Jagiellonia bardzo chce piłkarza ligowego rywala. Dyrektor ujawnił szczegóły

2 godzin temu

Na pierwszy rzut oka wszystko wygląda spokojnie i wręcz podręcznikowo. Jagiellonia Białystok nie planuje zimą transferowej burzy, nie zapowiada rewolucji kadrowej i nie rzuca nazwiskami na prawo i lewo. W tym względnym spokoju jedno nazwisko wraca jednak regularnie jak bumerang, a ostatnio padło już zupełnie wprost. Łukasz Masłowski, dyrektor sportowy klubu, nie owijał w bawełnę w podcaście „Ofensywni”, przyznając, iż Cyprian Popielec to piłkarz, którego bardzo chętnie widziałby przy Słonecznej. I tu zaczyna się ciekawsza część tej historii, bo za tą deklaracją kryje się coś więcej niż zwykła transferowa kurtuazja.

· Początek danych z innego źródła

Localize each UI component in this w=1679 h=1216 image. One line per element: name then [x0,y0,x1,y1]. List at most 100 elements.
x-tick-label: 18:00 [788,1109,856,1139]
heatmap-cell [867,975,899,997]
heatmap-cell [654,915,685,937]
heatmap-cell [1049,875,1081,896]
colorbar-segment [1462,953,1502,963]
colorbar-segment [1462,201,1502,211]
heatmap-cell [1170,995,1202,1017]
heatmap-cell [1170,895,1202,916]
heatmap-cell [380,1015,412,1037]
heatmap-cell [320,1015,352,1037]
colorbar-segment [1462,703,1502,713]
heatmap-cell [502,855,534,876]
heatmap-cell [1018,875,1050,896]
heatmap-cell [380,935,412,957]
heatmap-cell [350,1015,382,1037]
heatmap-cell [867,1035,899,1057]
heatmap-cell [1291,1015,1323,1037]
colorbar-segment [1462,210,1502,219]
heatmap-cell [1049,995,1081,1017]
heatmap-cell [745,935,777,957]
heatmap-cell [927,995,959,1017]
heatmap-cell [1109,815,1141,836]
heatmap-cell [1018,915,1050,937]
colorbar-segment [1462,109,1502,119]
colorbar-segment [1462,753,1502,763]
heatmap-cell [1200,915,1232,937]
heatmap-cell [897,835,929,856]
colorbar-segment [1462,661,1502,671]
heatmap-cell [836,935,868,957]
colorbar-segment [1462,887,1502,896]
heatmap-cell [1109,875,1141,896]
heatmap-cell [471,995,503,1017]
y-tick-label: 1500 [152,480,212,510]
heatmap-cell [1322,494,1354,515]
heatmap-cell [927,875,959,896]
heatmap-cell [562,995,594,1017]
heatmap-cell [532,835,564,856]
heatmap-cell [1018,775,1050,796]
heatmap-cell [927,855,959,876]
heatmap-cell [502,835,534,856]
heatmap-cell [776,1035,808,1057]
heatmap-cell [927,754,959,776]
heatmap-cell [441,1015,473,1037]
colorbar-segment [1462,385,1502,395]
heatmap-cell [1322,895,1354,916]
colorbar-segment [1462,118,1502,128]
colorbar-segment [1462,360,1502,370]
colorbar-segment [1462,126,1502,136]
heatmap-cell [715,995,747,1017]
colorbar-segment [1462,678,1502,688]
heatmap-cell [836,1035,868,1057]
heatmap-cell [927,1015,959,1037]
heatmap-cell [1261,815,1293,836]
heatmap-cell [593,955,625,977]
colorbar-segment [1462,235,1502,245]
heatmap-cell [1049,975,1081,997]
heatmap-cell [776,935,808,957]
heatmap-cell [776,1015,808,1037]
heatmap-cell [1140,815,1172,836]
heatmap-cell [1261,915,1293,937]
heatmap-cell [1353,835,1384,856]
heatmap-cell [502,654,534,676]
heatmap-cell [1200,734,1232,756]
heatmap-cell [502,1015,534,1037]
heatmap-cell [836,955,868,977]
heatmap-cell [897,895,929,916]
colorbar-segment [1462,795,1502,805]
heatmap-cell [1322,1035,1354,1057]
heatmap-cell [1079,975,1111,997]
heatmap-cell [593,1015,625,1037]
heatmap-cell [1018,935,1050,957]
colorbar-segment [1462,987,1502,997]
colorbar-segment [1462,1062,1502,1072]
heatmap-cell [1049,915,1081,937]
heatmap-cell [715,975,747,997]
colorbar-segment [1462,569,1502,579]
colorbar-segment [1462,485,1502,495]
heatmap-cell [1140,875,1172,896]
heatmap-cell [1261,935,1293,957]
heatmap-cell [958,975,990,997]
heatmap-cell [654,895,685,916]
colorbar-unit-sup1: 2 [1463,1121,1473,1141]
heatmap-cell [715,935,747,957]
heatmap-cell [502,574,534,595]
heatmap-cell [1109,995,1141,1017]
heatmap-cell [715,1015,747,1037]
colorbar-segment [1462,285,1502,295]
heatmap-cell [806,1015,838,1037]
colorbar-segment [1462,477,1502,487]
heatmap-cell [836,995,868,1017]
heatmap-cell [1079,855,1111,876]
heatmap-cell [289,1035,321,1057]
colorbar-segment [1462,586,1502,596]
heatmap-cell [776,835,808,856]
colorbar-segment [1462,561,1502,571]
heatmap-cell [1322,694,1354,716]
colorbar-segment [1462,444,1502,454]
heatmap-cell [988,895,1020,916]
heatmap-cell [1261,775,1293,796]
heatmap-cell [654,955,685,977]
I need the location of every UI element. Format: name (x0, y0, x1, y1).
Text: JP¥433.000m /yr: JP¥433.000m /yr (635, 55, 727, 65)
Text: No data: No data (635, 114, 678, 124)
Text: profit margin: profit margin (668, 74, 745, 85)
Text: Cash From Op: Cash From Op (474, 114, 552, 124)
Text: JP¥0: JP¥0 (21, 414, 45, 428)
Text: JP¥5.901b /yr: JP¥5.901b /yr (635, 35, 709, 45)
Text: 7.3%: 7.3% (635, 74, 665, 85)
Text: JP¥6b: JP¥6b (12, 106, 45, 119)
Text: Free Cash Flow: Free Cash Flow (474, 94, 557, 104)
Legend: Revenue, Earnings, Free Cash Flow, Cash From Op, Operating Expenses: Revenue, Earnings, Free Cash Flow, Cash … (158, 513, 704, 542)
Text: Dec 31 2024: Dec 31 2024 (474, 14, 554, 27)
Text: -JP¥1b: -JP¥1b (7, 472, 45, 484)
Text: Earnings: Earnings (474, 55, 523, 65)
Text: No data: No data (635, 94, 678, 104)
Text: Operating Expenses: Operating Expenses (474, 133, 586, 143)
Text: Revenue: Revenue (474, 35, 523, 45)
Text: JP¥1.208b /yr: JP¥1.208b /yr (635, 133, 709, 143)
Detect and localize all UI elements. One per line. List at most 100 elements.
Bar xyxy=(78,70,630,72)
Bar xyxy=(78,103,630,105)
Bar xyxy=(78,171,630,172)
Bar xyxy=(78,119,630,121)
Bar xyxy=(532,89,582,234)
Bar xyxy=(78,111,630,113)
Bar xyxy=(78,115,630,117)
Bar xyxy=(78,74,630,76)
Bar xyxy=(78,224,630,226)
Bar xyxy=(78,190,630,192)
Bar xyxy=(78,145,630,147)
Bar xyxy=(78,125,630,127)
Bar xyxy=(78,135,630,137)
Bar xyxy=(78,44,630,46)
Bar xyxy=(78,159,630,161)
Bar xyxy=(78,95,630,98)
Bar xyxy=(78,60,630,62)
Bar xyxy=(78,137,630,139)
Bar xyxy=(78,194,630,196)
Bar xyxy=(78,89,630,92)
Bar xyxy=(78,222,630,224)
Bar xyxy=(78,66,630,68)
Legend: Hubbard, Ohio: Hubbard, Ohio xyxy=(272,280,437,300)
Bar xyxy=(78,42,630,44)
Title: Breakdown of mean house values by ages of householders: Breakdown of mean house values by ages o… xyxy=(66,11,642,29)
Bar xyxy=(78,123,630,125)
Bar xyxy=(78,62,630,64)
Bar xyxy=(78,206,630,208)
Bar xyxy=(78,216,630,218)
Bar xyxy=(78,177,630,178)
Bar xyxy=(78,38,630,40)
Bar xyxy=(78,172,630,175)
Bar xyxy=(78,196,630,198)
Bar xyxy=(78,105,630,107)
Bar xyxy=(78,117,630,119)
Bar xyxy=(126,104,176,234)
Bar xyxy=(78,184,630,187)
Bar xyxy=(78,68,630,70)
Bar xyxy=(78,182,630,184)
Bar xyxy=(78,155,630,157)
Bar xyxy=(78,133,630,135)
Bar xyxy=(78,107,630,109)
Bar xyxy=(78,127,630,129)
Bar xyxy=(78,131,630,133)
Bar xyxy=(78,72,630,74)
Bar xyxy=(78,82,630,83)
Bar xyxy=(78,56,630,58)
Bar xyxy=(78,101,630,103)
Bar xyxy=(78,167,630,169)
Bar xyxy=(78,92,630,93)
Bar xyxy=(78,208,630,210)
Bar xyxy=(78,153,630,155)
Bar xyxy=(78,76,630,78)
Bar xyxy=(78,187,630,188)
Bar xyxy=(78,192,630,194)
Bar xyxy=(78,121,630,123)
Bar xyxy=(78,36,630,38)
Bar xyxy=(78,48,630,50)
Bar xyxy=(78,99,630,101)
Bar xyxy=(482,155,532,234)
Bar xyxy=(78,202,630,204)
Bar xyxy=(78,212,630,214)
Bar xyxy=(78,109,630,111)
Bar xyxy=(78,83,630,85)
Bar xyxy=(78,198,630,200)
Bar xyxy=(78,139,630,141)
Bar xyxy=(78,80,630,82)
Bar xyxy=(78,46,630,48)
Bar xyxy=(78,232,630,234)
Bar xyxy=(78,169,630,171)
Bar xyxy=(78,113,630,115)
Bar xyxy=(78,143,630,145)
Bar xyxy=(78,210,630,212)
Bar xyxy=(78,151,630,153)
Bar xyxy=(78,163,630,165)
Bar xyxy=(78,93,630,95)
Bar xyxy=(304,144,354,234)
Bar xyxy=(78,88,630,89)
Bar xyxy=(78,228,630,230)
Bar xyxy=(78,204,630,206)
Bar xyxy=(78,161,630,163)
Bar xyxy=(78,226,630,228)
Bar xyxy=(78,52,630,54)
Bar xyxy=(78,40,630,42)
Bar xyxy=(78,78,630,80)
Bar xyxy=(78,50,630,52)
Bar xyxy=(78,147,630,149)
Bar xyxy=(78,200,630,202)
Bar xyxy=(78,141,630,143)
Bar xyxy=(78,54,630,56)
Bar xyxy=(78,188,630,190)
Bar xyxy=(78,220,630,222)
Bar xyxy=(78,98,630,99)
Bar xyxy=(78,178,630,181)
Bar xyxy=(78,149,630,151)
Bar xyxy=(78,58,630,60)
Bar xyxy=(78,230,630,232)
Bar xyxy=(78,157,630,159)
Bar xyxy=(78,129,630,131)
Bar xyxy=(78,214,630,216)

Jagiellonia chce zimą wykonać maksymalnie trzy, może cztery ruchy. Klub jasno komunikuje, iż nie zamierza burzyć zespołu, który w ostatnich miesiącach funkcjonuje stabilnie i ma jasno określoną tożsamość. Owszem, możliwe są rozstania, ale raczej selektywne, a nie hurtowe. To istotny kontekst, bo pokazuje, iż ewentualne wzmocnienia mają być przemyślane, a nie robione pod presją tabeli czy kibiców. W tym układzie transfer Cypriana Popielca nie jest kaprysem, tylko elementem długofalowego planu.

Nazwisko młodzieżowego reprezentanta Polski od dłuższego czasu przewija się w kontekście przeprowadzki do Białegostoku. Już latem Jagiellonia próbowała wyciągnąć go z Zagłębia Lubin, składając kilka ofert. Każda z nich została jednak odrzucona, co jasno pokazało, iż „Miedziowi” nie zamierzają oddawać zawodnika za bezcen. Teraz sytuacja jest inna. Kontrakt Popielca wygasa z końcem czerwca przyszłego roku, a to otwiera Jagiellonii zupełnie nowe możliwości. Zimą możliwe jest już podpisanie umowy przedwstępnej, a to znacząco zmienia układ sił przy stole negocjacyjnym.

Masłowski w podcaście potwierdził zainteresowanie w sposób bezpośredni i jednoznaczny. Nie było tu gry pozorów ani klasycznego „nie potwierdzam, nie zaprzeczam”. Padła jasna deklaracja, iż rozmowy z piłkarzem mogą ruszyć po nowym roku, a Jagiellonia spróbuje również przekonać Zagłębie, by zgodziło się na wcześniejsze rozstanie. To sygnał, iż temat jest realny, ale też, iż klub liczy się z tym, iż droga do finalizacji nie będzie usłana różami.

Warto jednak na moment zdjąć różowe okulary. Cyprian Popielec to piłkarz z potencjałem, ale na poziomie Ekstraklasy wciąż niesprawdzony. W Zagłębiu Lubin nie zdołał jeszcze na dobre przebić się do pierwszego zespołu, a jego rozwój zatrzymał się gdzieś pomiędzy obietnicą a realnym wpływem na grę. Dla Jagiellonii byłby to więc ruch obliczony bardziej na przyszłość niż na natychmiastowy efekt. Pytanie brzmi: czy klub jest gotów cierpliwie czekać, aż ten potencjał się zmaterializuje, i czy sam zawodnik znajdzie w Białymstoku środowisko, które pozwoli mu zrobić krok do przodu, a nie utkwić w roli „wiecznego talentu”.

Z perspektywy Jagiellonii to jednak ryzyko kontrolowane. Spokojne zimowe okno, kilka punktowych wzmocnień i jeden transfer z myślą o przyszłości wpisują się w logikę budowania zespołu, a nie gaszenia pożarów. jeżeli transfer Cypriana Popielca dojdzie do skutku, nie będzie to medialna bomba, ale ruch, który za rok czy dwa może okazać się bardzo sensowny. Albo kolejną lekcją, iż potencjał to jeszcze nie gotowy piłkarz. I właśnie dlatego ta historia jest warta obserwowania.